I never had a great deal of patience with theories of psychology—they seem to smack too much of the confessional and the catechism. But as I understand it, it is claimed that there exists what is called an unconscious—a reservoir of all sorts of thoughts lurking behind the conscious mind. The desires of this unconscious are powerful and tend to be expressed any time the conscious mind is offguard. Whether this metaphysical construction be valid or not, it seemed to me that some such thing had taken place while I was sick and my unconscious, or whatever it was, had outlined a very sensible project. There was no reason why I shouldnt write such a history as soon as I could take the time from my affairs. Certainly I had the talent for it and I believed it would give me some satisfaction.
My pleasant speculations and plans for this literary venture were interrupted, as was my convalescence, by the loss of the Sahara depots. When I got the news, my principal concern wasnt for the incalculable damage to Consolidated Pemmican. My initial reaction was amazement at the ability of the devilgrass to make its way so rapidly across a sterile and waterless waste. In the years since its first appearance it had truly adapted itself to any climate, altitude, or condition confronting it. A few months before, the catastrophe would have plunged me into profound depression; now, with the resilience of recovery added to Miss Francis' assurance, it became merely another setback soon to be redeemed.

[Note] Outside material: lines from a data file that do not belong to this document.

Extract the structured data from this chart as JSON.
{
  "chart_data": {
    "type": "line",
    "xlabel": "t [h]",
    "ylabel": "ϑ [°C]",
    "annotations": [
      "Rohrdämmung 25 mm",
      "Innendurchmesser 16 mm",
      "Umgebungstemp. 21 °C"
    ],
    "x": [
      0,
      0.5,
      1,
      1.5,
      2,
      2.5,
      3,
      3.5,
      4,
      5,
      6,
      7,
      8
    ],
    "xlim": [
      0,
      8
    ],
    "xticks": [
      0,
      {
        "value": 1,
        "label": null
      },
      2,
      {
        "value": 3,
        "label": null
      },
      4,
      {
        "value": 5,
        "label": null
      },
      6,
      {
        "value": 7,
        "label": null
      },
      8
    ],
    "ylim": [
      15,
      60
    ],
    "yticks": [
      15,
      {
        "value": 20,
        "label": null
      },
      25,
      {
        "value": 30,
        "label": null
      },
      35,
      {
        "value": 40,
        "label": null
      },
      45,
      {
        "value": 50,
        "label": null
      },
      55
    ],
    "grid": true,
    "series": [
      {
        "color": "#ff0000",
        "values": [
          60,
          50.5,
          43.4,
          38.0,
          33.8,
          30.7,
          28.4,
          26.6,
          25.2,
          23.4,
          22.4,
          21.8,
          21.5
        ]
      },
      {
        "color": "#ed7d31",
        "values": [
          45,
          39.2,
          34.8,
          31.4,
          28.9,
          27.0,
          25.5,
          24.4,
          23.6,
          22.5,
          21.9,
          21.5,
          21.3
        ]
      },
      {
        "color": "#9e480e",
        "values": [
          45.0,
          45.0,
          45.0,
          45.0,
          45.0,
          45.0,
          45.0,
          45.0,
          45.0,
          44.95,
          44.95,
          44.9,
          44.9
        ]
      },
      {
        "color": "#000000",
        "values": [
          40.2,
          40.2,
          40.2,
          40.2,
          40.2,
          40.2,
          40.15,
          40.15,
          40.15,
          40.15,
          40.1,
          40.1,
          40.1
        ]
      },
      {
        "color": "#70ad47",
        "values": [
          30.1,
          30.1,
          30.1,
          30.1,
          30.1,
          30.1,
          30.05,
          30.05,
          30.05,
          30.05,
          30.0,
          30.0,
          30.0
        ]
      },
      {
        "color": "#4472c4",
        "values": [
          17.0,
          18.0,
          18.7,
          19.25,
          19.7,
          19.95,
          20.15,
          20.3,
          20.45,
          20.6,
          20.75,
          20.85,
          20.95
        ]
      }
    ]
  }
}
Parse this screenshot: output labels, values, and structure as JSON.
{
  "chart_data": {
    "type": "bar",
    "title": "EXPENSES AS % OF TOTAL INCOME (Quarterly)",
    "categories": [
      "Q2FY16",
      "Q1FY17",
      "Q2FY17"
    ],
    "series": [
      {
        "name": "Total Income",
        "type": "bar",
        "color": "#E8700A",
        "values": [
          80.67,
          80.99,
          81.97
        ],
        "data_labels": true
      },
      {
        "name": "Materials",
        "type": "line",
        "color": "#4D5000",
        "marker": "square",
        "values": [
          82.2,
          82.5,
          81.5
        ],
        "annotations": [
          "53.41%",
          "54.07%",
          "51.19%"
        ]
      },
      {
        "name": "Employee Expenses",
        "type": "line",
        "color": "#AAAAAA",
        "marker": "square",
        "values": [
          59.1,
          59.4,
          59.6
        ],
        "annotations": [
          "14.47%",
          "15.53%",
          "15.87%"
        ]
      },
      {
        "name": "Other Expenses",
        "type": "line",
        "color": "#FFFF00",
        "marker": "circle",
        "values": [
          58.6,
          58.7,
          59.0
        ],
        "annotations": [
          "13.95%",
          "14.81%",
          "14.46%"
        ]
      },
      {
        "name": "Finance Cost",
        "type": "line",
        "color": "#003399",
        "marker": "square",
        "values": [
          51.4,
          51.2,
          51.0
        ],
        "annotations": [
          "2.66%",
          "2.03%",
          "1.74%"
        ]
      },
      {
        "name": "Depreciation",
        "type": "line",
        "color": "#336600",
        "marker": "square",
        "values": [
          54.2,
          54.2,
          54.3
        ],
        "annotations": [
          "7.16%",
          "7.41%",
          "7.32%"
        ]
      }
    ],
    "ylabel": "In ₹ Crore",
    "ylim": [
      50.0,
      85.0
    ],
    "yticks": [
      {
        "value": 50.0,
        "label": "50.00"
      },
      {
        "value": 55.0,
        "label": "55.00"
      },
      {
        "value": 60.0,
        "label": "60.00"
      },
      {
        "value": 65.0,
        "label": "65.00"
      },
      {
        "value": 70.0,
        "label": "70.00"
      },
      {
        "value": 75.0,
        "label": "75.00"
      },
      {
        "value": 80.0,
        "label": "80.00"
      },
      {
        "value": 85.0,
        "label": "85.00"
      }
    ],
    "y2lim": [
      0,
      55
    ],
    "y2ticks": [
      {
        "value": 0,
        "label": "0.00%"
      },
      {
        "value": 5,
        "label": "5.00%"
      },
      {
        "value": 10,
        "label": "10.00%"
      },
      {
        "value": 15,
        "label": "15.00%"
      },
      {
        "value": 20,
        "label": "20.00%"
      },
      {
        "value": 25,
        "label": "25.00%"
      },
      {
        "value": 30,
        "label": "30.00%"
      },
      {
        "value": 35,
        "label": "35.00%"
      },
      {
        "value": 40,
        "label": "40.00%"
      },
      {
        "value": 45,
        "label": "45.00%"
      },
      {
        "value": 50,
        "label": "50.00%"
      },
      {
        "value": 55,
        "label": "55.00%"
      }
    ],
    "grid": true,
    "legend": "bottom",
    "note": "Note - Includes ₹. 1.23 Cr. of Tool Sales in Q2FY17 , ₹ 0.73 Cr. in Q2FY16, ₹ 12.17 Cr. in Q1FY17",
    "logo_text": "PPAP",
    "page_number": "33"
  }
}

From Senegal, near the middle of the great African bulge, to Tunis at the continent's northern edge, up through Sardinia and Corsica, the latest front of the Grass was arrayed. It occupied most of Italy and climbed the Alps to bite the eastern tip from Switzerland. It took Bavaria and the rest of Germany beyond the Weser. Only the Netherlands, Belgium, France, Spain and Portugal—a geographical purist might have added Luxembourg, Andorra and Monaco—remained untouched upon the Continent. Into this insignificant territory and the British Isles were packed all that was left of the world's two billion people: a blinded, starving mob, driven mad by terror. How many there were there, squirming, struggling, dying in a desperate unwillingness to give up existence, no matter how intolerable, no one could calculate; any more than a census could be taken of the numbers buried beneath the Grass now holding untroubled sway over ninetenths of the globe.
Watchers were set upon the English coast in a manner reminiscent of 1940. I don't know exactly what value the giving of the alarm would have been; nevertheless, night and day eyes were strained through binoculars and telescopes for signs of the unique green on the horizon or the first seed slipping through to find a home on insular soil.